When I was in high school and writing a fantasy novel, and two of my cousins and another dear friend were also writing fantasy novels, writing was the most romantic thing on the planet.
I think that almost everything is romantic when you’re in high school, and you have all this energy waiting to be spent, and all this passion to do things as you realize that you are a self who can do things.
We all wrote letters to each other (my cousins lived, sequentially, in Florida, Texas, and Tennessee) and exchanged chapters on a regular basis; and if I could ask for anything as a writer, it would be that self-motivated joy of watching the pages emerge from beneath my fingers, of having a fat stack of them collected next to my bed. The thought of it makes me itch to write a novel.
Inspiration was our friend then, the driving force behind writing. We talked and wrote about it with a capital I. It got us in the car, doing school at the kitchen table (we were also all homeschooled), out walking in the woods. But the best times were late at night when you were almost asleep. It grabbed you, a sudden clarity in the fuzzy, black thoughts that you drop off to, and it was utterly important that you sit up that very moment, no matter how hard it was, and write.
At some point I wrote a (needless to say?) very bad poem to Inspiration, an ode that I invented my own stanzaic pattern for (and was I proud of that!), and my fellows loved it. Because this was the sure sign that we were called, chosen to be writers in a world in need of our words: this waking in the middle of the night, this touch of something from beyond ourselves that moved inside of us.

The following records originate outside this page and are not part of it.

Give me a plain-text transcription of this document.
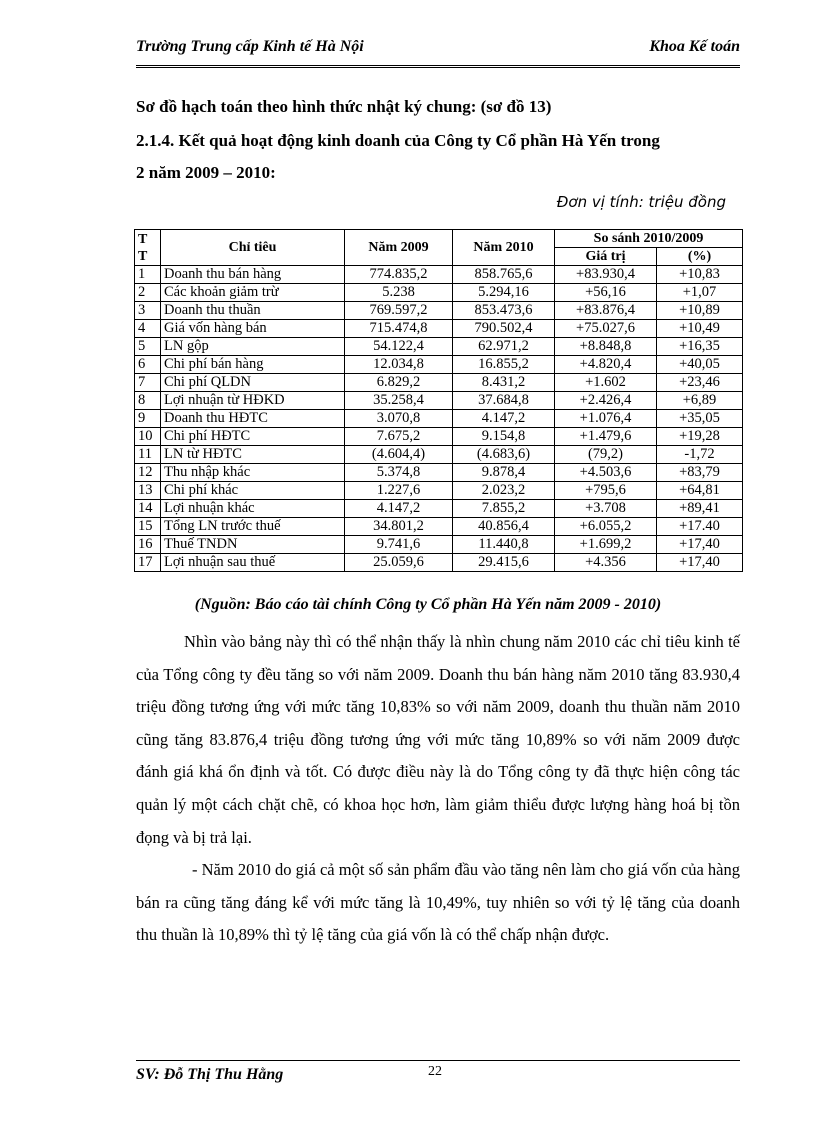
Trường Trung cấp Kinh tế Hà Nội	Khoa Kế toán
Sơ đồ hạch toán theo hình thức nhật ký chung: (sơ đồ 13)
2.1.4. Kết quả hoạt động kinh doanh của Công ty Cổ phần Hà Yến trong
2 năm 2009 – 2010:
Đơn vị tính: triệu đồng
T
T	Chỉ tiêu	Năm 2009	Năm 2010	So sánh 2010/2009	
				Giá trị	(%)
1	Doanh thu bán hàng	774.835,2	858.765,6	+83.930,4	+10,83
2	Các khoản giảm trừ	5.238	5.294,16	+56,16	+1,07
3	Doanh thu thuần	769.597,2	853.473,6	+83.876,4	+10,89
4	Giá vốn hàng bán	715.474,8	790.502,4	+75.027,6	+10,49
5	LN gộp	54.122,4	62.971,2	+8.848,8	+16,35
6	Chi phí bán hàng	12.034,8	16.855,2	+4.820,4	+40,05
7	Chi phí QLDN	6.829,2	8.431,2	+1.602	+23,46
8	Lợi nhuận từ HĐKD	35.258,4	37.684,8	+2.426,4	+6,89
9	Doanh thu HĐTC	3.070,8	4.147,2	+1.076,4	+35,05
10	Chi phí HĐTC	7.675,2	9.154,8	+1.479,6	+19,28
11	LN từ HĐTC	(4.604,4)	(4.683,6)	(79,2)	-1,72
12	Thu nhập khác	5.374,8	9.878,4	+4.503,6	+83,79
13	Chi phí khác	1.227,6	2.023,2	+795,6	+64,81
14	Lợi nhuận khác	4.147,2	7.855,2	+3.708	+89,41
15	Tổng LN trước thuế	34.801,2	40.856,4	+6.055,2	+17.40
16	Thuế TNDN	9.741,6	11.440,8	+1.699,2	+17,40
17	Lợi nhuận sau thuế	25.059,6	29.415,6	+4.356	+17,40
(Nguồn: Báo cáo tài chính Công ty Cổ phần Hà Yến năm 2009 - 2010)

Nhìn vào bảng này thì có thể nhận thấy là nhìn chung năm 2010 các chỉ tiêu kinh tế của Tổng công ty đều tăng so với năm 2009. Doanh thu bán hàng năm 2010 tăng 83.930,4 triệu đồng tương ứng với mức tăng 10,83% so với năm 2009, doanh thu thuần năm 2010 cũng tăng 83.876,4 triệu đồng tương ứng với mức tăng 10,89% so với năm 2009 được đánh giá khá ổn định và tốt. Có được điều này là do Tổng công ty đã thực hiện công tác quản lý một cách chặt chẽ, có khoa học hơn, làm giảm thiểu được lượng hàng hoá bị tồn đọng và bị trả lại.

- Năm 2010 do giá cả một số sản phẩm đầu vào tăng nên làm cho giá vốn của hàng bán ra cũng tăng đáng kể với mức tăng là 10,49%, tuy nhiên so với tỷ lệ tăng của doanh thu thuần là 10,89% thì tỷ lệ tăng của giá vốn là có thể chấp nhận được.

SV: Đỗ Thị Thu Hằng	22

Whatever the external and internal circumstances that lead to this experience, I don’t have it very often any more. I suspect it’s partly because I am no longer a teenager; partly because I don’t write often enough; and partly, I like to think, because I no longer search for it or rely on it. Real writers write whether they’re “inspired” or not, and when it comes, it’s a gift. I get really nostalgic for that inspired time; but I don’t want to relive it. I don’t expect the future to look or feel any more like it than the present does, and that’s good, the way it’s supposed to be.
All of which is pretty commonsense. But you know, tonight I am in my old bed, thinking things about Place and Belonging (which might make it into a blog post), and when I got too sleepy to really think–there it was. A scene. The inside and outside bits. The dialogue, the gestures, the thoughts. Boom.
The latter half escaped me before I got it down, which is frustrating, because it did exactly what I’ve been trying to do since realizing this character existed. But part of the realization was that I simply needed to get my character out of the house, stick him in a room with another character and have them talk. And for the first time in a long while, my eyes popped open, my feet swung out of my bed, and I wrote.
And then wrote a blog post. At 1 a.m. Which I might regret later, but for now I’m hitting publish and then going to sleep.